Of the 696 participants screened, 207 were screen failures. A total of 486 participants (mean [SD] age, 59.4 [10.9] years; 309 male [63.6%]) were randomized to reldesemtiv (n = 325) or placebo (n = 161); 3 randomized patients were not dosed. The second interim analysis at 24 weeks after randomization included 256 participants. The data monitoring committee recommended that the trial should end due to futility, and the sponsor agreed. The mean (SE) group difference in the ALSFRS-R score from baseline to week 24 was -1.1 (0.53; 95% CI, -2.17 to -0.08; P = .04, favoring placebo). Given excess missing data from early termination, the combined assessment assumed greater importance; it, too, failed to show a benefit from treatment with reldesemtiv (win probability was 0.44 for reldesemtiv and 0.49 for placebo, with a win ratio of 0.91; 95% CI of win ratio, 0.77-1.10; P = .11).

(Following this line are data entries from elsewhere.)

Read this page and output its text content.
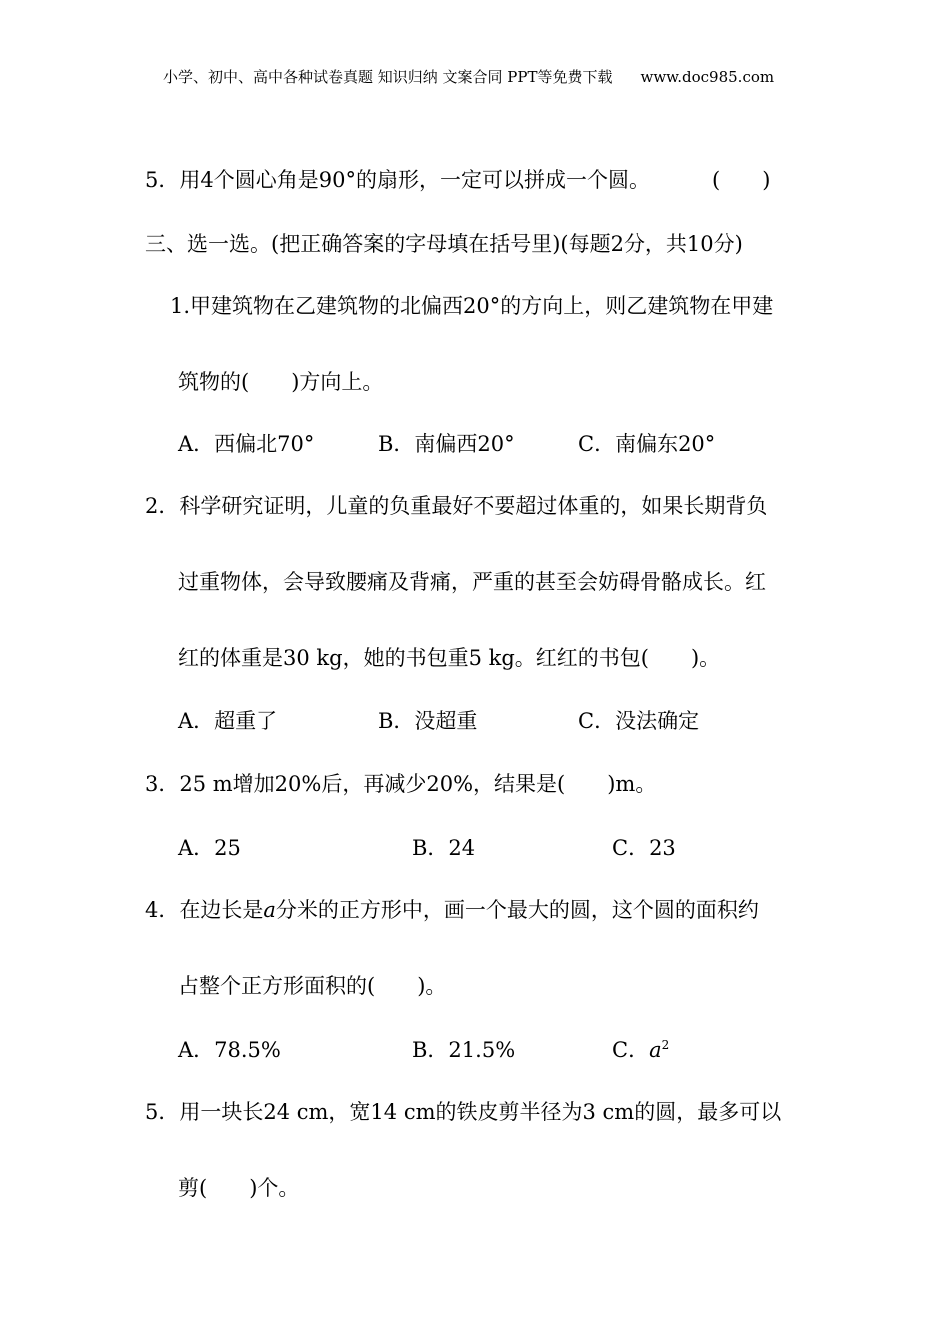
小学、初中、高中各种试卷真题 知识归纳 文案合同 PPT等免费下载 www.doc985.com
5．用4个圆心角是90°的扇形，一定可以拼成一个圆。	(　　)
三、选一选。(把正确答案的字母填在括号里)(每题2分，共10分)
1.甲建筑物在乙建筑物的北偏西20°的方向上，则乙建筑物在甲建
筑物的(　　)方向上。
A．西偏北70°	B．南偏西20°	C．南偏东20°
2．科学研究证明，儿童的负重最好不要超过体重的，如果长期背负
过重物体，会导致腰痛及背痛，严重的甚至会妨碍骨骼成长。红
红的体重是30 kg，她的书包重5 kg。红红的书包(　　)。
A．超重了	B．没超重	C．没法确定
3．25 m增加20%后，再减少20%，结果是(　　)m。
A．25	B．24	C．23
4．在边长是a分米的正方形中，画一个最大的圆，这个圆的面积约
占整个正方形面积的(　　)。
A．78.5%	B．21.5%	C．$a^2$
5．用一块长24 cm，宽14 cm的铁皮剪半径为3 cm的圆，最多可以
剪(　　)个。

This randomized clinical trial failed to demonstrate efficacy for reldesemtiv in slowing functional decline in ALS.
ClinicalTrials.gov Identifier: NCT04944784.
肌萎缩侧索硬化症(ALS)的治疗选择仍不尽人意。一项关于relldesemtiv治疗ALS的2期研究结果表明,它可能会减缓疾病进展。
评估relldesemtiv与安慰剂对ALS功能结局的影响。
设计、地点和参与者:一项评估relldesemtiv对肌萎缩侧索硬化症患者疗效和安全性的研究(COURAGE-ALS)是一项双盲、安慰剂对照的3期随机临床试验,于2021年8月至2023年7月在16个国家的83个ALS中心进行。第一个24周期间为安慰剂对照与relldesemtiv对比。所有参与者在第二个24周期间接受relldesemtiv治疗,并进行4周的随访。计划进行两次中期分析,第一次用于评估无效性,第二次用于评估无效性和可能的样本量调整。这是一项混合去中心化试验,约一半的试验访视通过远程进行,其余访视在诊所进行。符合条件的参与者符合经改良的埃斯科里亚尔标准确定的、可能的或疑似的ALS且伴有下运动神经元体征,ALS症状持续24个月或更短时间,ALS功能评定量表修订版(ALSFRS-R)总分44分或更低,且用力肺活量大于或等于预测值的65%。
口服relldesemtiv,300毫克,或安慰剂,每日两次。
主要终点是从基线到第24周ALSFRS-R总分的变化。
在696名筛查的参与者中,207名筛查未通过。共有486名参与者(平均[标准差]年龄,59.4[10.9]岁;309名男性[63.6%])被随机分配至relldesemtiv组(n = 325)或安慰剂组(n = 161);3名随机分组的患者未给药。随机分组后24周的第二次中期分析纳入了256名参与者。数据监测委员会建议因无效性而终止试验,申办方表示同意。从基线到第24周,ALSFRS-R评分的平均(标准误)组间差异为-1.1(0.53;95%置信区间,-2.17至-0.08;P = 0.04,支持安慰剂)。鉴于早期终止导致的数据缺失过多,综合评估显得更为重要;综合评估也未显示relldesemtiv治疗有获益(relldesemtiv的获胜概率为0.44,安慰剂为0.49,获胜比为0.91;获胜比调整后的95%置信区间,0.77 - 1.10;P = 0.11)。
这项随机临床试验未能证明relldesemtiv在减缓ALS功能衰退方面的疗效。
ClinicalTrials.gov标识符:NCT04944784。